Fern grabbed a cookie and took a bite, then saw something that caused her to lose her appetite. A new movie poster had been added to the many gracing the walls of the small apartment. The poster featured several grotesque walking corpses, with the tag line, "They're back, and they're still hungry!" It was a promotion for the direct-to-video flick Terror of the Zombie Menace II.
"What do you think of the new poster?" Mrs. Stiles asked her. "I was the mayor of the town that was attacked by zombies in that movie. My battle cry was, 'Better dead than living dead!'"
"It's creepy," Fern remarked.
"That poster was hard to find," Mrs. Stiles went on. "Only a few hard-core zombie buffs watched the movie."
Fern took another bite of her cookie and walked to the couch where the woman was seated. "If I were in a movie like that, I'd be ashamed of it."
"And I am," Mrs. Stiles replied. "But nobody's ever seen it, so what the hey?"
"I came here to ask you something," said Fern as she sat down. "All my friends at school think the new Mary Moo Cow sounds a lot like you."

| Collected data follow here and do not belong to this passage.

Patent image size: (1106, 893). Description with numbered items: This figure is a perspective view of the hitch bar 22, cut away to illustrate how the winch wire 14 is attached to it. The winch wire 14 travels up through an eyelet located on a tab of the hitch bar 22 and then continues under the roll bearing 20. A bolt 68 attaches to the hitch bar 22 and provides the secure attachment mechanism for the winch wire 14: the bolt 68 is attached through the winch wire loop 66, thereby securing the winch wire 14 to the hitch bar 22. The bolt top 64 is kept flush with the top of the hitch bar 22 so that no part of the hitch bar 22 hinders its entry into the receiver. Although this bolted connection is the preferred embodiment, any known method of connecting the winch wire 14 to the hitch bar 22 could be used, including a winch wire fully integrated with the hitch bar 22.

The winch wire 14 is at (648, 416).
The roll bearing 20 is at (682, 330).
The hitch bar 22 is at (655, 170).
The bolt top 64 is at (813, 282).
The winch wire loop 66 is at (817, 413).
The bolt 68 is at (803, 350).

"Yes, a lot of people have been saying that. Arthur and his sister came over the other night and asked me that question."
"Is it you?" asked Fern.
Mrs. Stiles paused thoughtfully. "Let me ask you a question, Fern. If you were Santa Claus, would you give out your street address?"
Fern carefully considered her answer. "Uh...no."
"Of course not. All the kids in the world would line up at your door. You'd never have any peace."
"I guess that's why he lives at the North Pole."
Mrs. Stiles placed a hand on Fern's back. "I'm sure that the woman who plays Mary Moo Cow, whoever she is, keeps it to herself so she won't be followed around by singing kids wherever she goes."
"You're right," said Fern as she popped what was left of her cookie into her mouth.
"Besides," said Mrs. Stiles, chuckling, "after playing Anna Christie and Blanche DuBois, why would I willingly submit myself to such an indignity?"
Fern smiled and chewed.
"I've heard they're planning to add another character to the show," Mrs. Stiles told her. "A smaller version of Mary, called Mini-Moo. You should try out for that part. I think you'd be really good."